German midfielder Bastian Schweinsteiger has extended his contract with Bayern Munich through the 2016 season, a move made public by his taking the microphone off the Allianz Arena's announcer and revealing the deal on stage in front of the fans after Bayern's 3-0 win over St. Pauli:
I have extended my contract and will stay at FC Bayern until 2016. Long live Bayern!
-Bastian Schweinsteiger, 12/11/2010.
The 26 year-old Schweinsteiger's star has been rising ever since he assumed a more central position in Bayern's midfield, and his sublime play during Germany's 2010 World Cup run cemented his reputation as one of the world's top talents. With his £100K per week contract originally due to expire at the end of 2012, several other teams had been vying to poach him from the Bundesliga side, including Chelsea and Manchester United - the latter side apparently offering Bayern an £18M transfer fee earlier this week. However, with Schweinsteiger now under contract for the long run, any thoughts of him joining one of the big Premier League or La Liga sides is now out of the question. The clubs pursuing his signature will be moving to plan B.
Schweinsteiger's contract demands were rumoured to be in the £140-150K per week range, and there had been some rumours of his being discontent with life in the Bundesliga. All of that, I'd imagine, is now water under the bridge. Congratulations to Bayern for retaining the services of Germany's best player.
What Does This Mean For Chelsea?
Schweinsteiger was expected to be a major target for the Blues, who've looked strangely lightweight in the midfield with the extended absence of Frank Lampard and the rather sporadic availability of Michael Essien. With a big money-move for Schweinsteiger (who would have been cup-tied in Europe) now impossible, Chelsea may move on to lesser-known targets to bolster their midfield come January.

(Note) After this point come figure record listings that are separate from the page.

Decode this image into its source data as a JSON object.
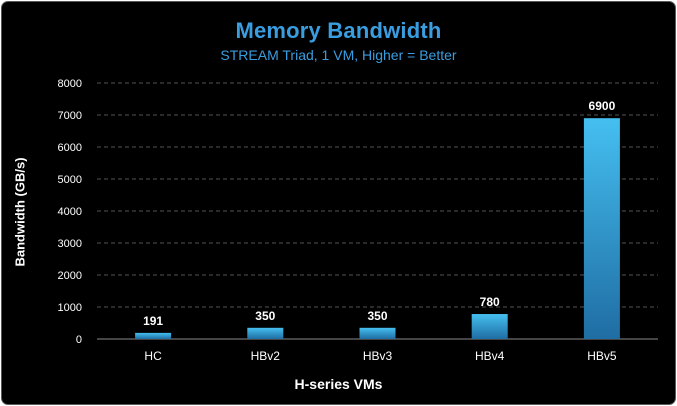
{
  "colors": {
    "background": "#000000",
    "title": "#3a9de0",
    "subtitle": "#3a9de0",
    "text": "#ffffff",
    "gridline": "#555555",
    "bar_top": "#45bff0",
    "bar_bottom": "#1f6da3"
  },
  "chart_data": {
    "type": "bar",
    "title": "Memory Bandwidth",
    "subtitle": "STREAM Triad, 1 VM, Higher = Better",
    "xlabel": "H-series VMs",
    "ylabel": "Bandwidth (GB/s)",
    "categories": [
      "HC",
      "HBv2",
      "HBv3",
      "HBv4",
      "HBv5"
    ],
    "values": [
      191,
      350,
      350,
      780,
      6900
    ],
    "data_labels": [
      "191",
      "350",
      "350",
      "780",
      "6900"
    ],
    "ylim": [
      0,
      8000
    ],
    "yticks": [
      0,
      1000,
      2000,
      3000,
      4000,
      5000,
      6000,
      7000,
      8000
    ],
    "grid": true,
    "grid_style": "dashed",
    "legend": "none"
  }
}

Without worrying about a possible big-money bid for the German star, Chelsea will also now be able to more confidently pursue other major targets, rumoured to include the likes of Gary Cahill and Benfica's David Luiz. Schweinsteiger probably should have been first, second, third, and fourth on Chelsea's wish list, so it'll be interesting to see what Chelsea might do without that possibility. There's a lot of paths they could take to improve their side in January, but none of them will be as exciting - in the short or long term - as acquiring Schweinsteiger would have been.
I'd put my money on Chelsea buying both Cahill and a backup-calibre midfielder from one of Europe's second-tier sides this January rather than making any huge splashes, despite the noises that Chelsea are prepared to spend big in this transfer window.